Wednesday, 7 November 2018

Patah Hati di Tanah Suci



Lalu, Allah menurunkan hujan pada akhir ritus ini. Bagaimana aku tak membacanya sebagai sebuah tanda? Sedangkan Allah menyuruh manusia sejak ayat Al-Quran pertama turun dengan perintah “Bacalah!” Aku menggeleng, berteriak, tertawa, menangis, bertakbir, dan gila... pada waktu yang sama. Aku menengadah, membiarkan air hujan masuk ke tenggerokan. Jika setiap dini hari aku datang ke Masjid Nabawi dengan memeluk buku Lelaki Penggenggam Hujan dan merasa sedang melapor kepada Rasulullah “Ya Rasulullah ... aku tak punya amalan yang pantas diutarakan, kecuali bahwa aku menulis buku tentangmu dengan air mata cinta.” Dalam tawaf itu, aku mendapatkan jawabannya. (Hal.290)

Salah satu bagian yang membuat air mata saya jebol, seperti ikut serta merasakan teduhnya hujan di tanah suci. Saya betul-betul ikut patah hati, tidak menyangka akan terseret ke dalam perjalanan ini dengan emosi yang begitu rupa.
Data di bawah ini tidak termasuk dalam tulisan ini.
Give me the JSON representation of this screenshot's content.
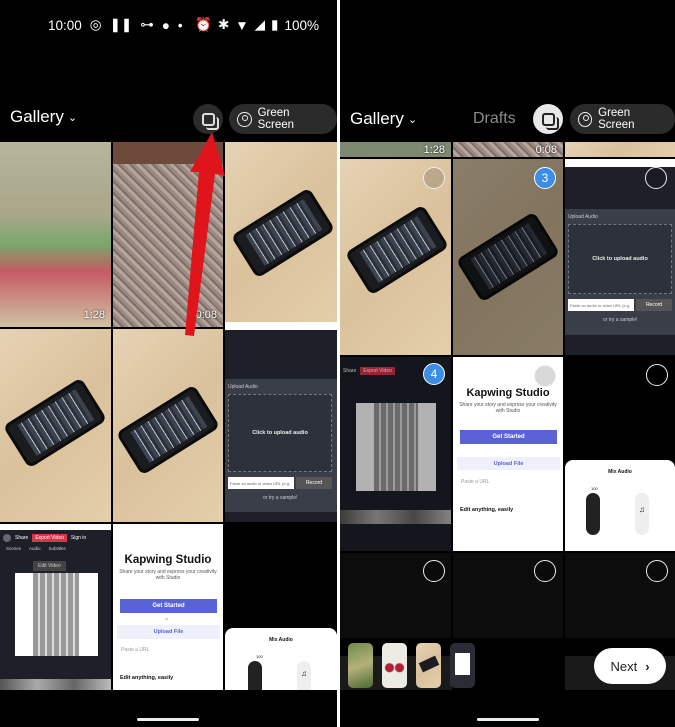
{
  "status_bar": {
    "time": "10:00",
    "battery": "100%",
    "icons": [
      "whatsapp-icon",
      "pause-icon",
      "voicemail-icon",
      "phone-icon",
      "dot-icon",
      "alarm-icon",
      "bluetooth-icon",
      "wifi-icon",
      "signal-icon",
      "battery-icon"
    ]
  },
  "left": {
    "header": {
      "title": "Gallery",
      "multi_select_icon": "stack-icon",
      "green_screen": "Green Screen"
    },
    "durations": [
      "1:28",
      "0:08"
    ],
    "annotation": {
      "type": "red-arrow",
      "color": "#e0141b"
    }
  },
  "right": {
    "header": {
      "title": "Gallery",
      "drafts": "Drafts",
      "green_screen": "Green Screen"
    },
    "durations": [
      "1:28",
      "0:08"
    ],
    "selection_numbers": [
      "3",
      "4"
    ],
    "next_label": "Next",
    "accent": "#3a8ee6"
  },
  "kapwing": {
    "upload_audio_title": "Upload Audio",
    "click_upload": "Click to upload audio",
    "paste_placeholder": "Paste an audio or video URL (e.g.",
    "record": "Record",
    "try_sample": "or try a sample!",
    "share": "Share",
    "export": "Export Video",
    "sign_in": "Sign in",
    "tabs": [
      "Scenes",
      "Audio",
      "Subtitles"
    ],
    "edit_video": "Edit Video",
    "studio_title": "Kapwing Studio",
    "studio_sub": "Share your story and express your creativity with Studio",
    "get_started": "Get Started",
    "or": "or",
    "upload_file": "Upload File",
    "paste_url": "Paste a URL",
    "edit_easily": "Edit anything, easily",
    "mix_audio": "Mix Audio",
    "mix_value": "100"
  }
}
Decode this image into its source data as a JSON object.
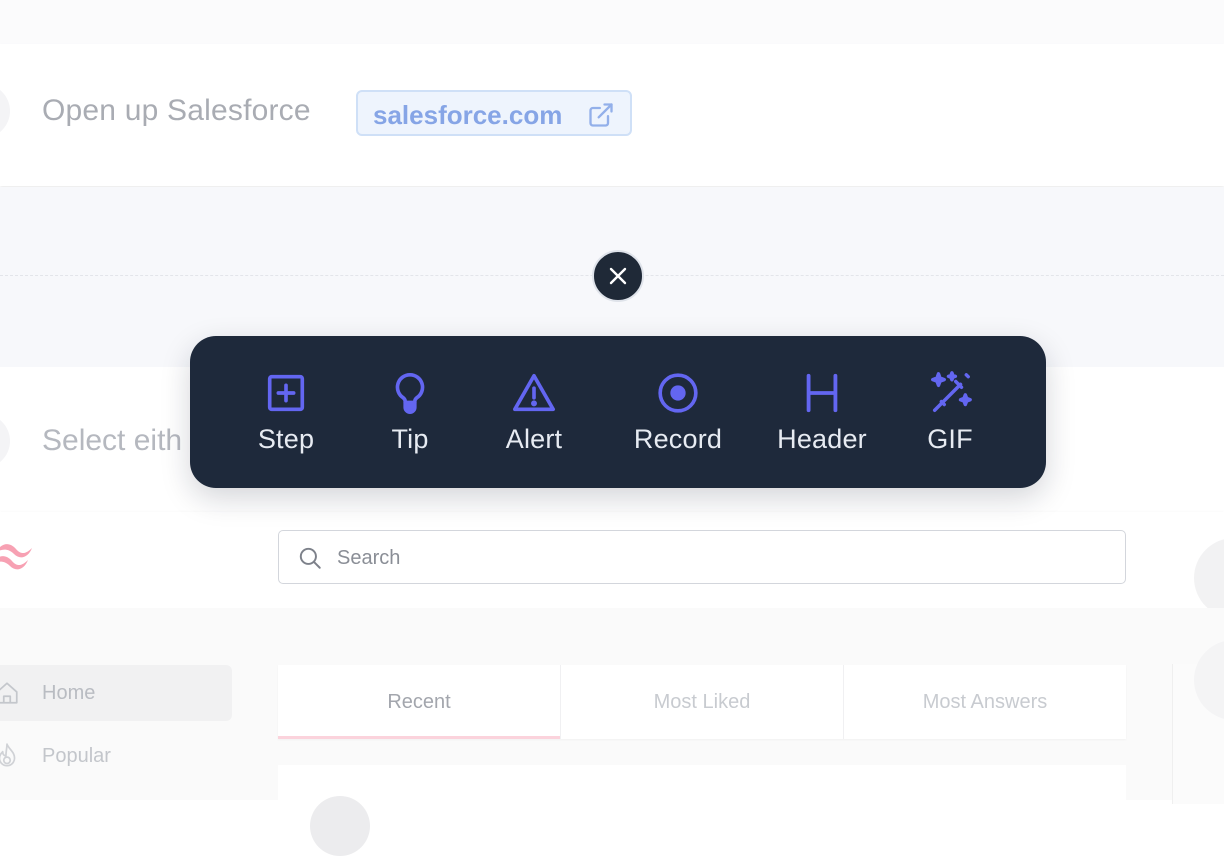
{
  "step1": {
    "title": "Open up Salesforce",
    "link_label": "salesforce.com",
    "link_icon": "external-link-icon"
  },
  "step2": {
    "title": "Select eith"
  },
  "close_icon": "close-icon",
  "toolbar": {
    "items": [
      {
        "label": "Step",
        "icon": "plus-square-icon"
      },
      {
        "label": "Tip",
        "icon": "lightbulb-icon"
      },
      {
        "label": "Alert",
        "icon": "warning-triangle-icon"
      },
      {
        "label": "Record",
        "icon": "record-icon"
      },
      {
        "label": "Header",
        "icon": "heading-icon"
      },
      {
        "label": "GIF",
        "icon": "magic-wand-icon"
      }
    ],
    "accent": "#6366f1",
    "background": "#1e293b"
  },
  "screenshot": {
    "search_placeholder": "Search",
    "sidebar": [
      {
        "label": "Home",
        "icon": "home-icon"
      },
      {
        "label": "Popular",
        "icon": "fire-icon"
      }
    ],
    "tabs": [
      "Recent",
      "Most Liked",
      "Most Answers"
    ]
  }
}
Buku ini adalah surat panjang Tasaro kepada bapaknya. Ia menuliskan cerita perjalanannya ke Tanah Suci, tempat yang paling ingin didatangi bapak sepanjang hidupnya. Sebuah perjalanan spiritual yang pada akhirnya menciptakan “patah hati” sebab meninggalkan batas Tanah Haram betul-betul membuatnya merasa sangat kehilangan.

“Perasaanku tak mudah aku jelaskan. Ketika itu aku masih mencari istilah yang mendekati kebatinanku. Kosong. Semacam jatuh ke dalam lubang dalam yang tak berbentang akar untuk diraih sebagai pegangan. Seperti mencintai bayangan. Semacam matahari merindukan bulan. Aku benar-benar patah hati. Ada rindu yang amat berbeda. Rindu yang membuatku patah hati. Rindu kepada kota yang sesungguhnya baru sesaat aku merasakan hidup di dalamnya. (Hal.295)

Selama membaca buku ini saya seperti ikut serta bersama penulis, mengunjungi sudut-sudut tanah suci, merasakan suasananya, meresapi udaranya sembari menyaksikan fragmen-fragmen yang menyuguhkan begitu banyak hikmah. Lalu, di dua bab terakhirnya betul-betul menjadi ending yang mengharukan. Seperti klimaks dalam sebuah novel, puncak dari rentetan peristiwa yang penuh makna selama berada di Tanah Suci. Saya mengakui kepiawaian penulis bercerita dengan diksinya yang begitu fasih membuat pembaca akan ikut merasakan betapa menggetarkannya moment perjalanan yang berhasil membuat penulis patah hati.

Seperti beberapa karya sebelunya, lagi-lagi saya jatuh cinta dengan tulisan Abah (panggilan kami di keluarga T(j)inta; red). Novel tetralogi Muhammad Saw saban hari membuat perasaan saya begitu melankolis, beribu lembar saya baca, sesekali harus dijeda dengan air mata, kemudian di buku Sewindu pun lagi-lagi saya dibuat haru dengan kisah delapan tahun perjalanan hidup Abah, seluruhnya ditulis dengan begitu indah.

Ah, saya hampir lupa, buku ini dipersembahkan untuk keluarga T(j)inta ... di lembaran pertama Abah menulis: “Urat nadi bernama keluarga bukan sekadar peta menuju pulang, melainkan matahari yang padanya setiap anak Adam menambang keajaiban.” Manis sekali Bah!

Dan selepas membaca buku ini saya dikepung rindu dan doa-doa panjang yang saya yakini sebagai kaki-tangan yang begitu kuat, yang suatu saat akan memampukan sebuah perjalanan impian paling ingin saya segerakan: mengunjungi dua kota haram.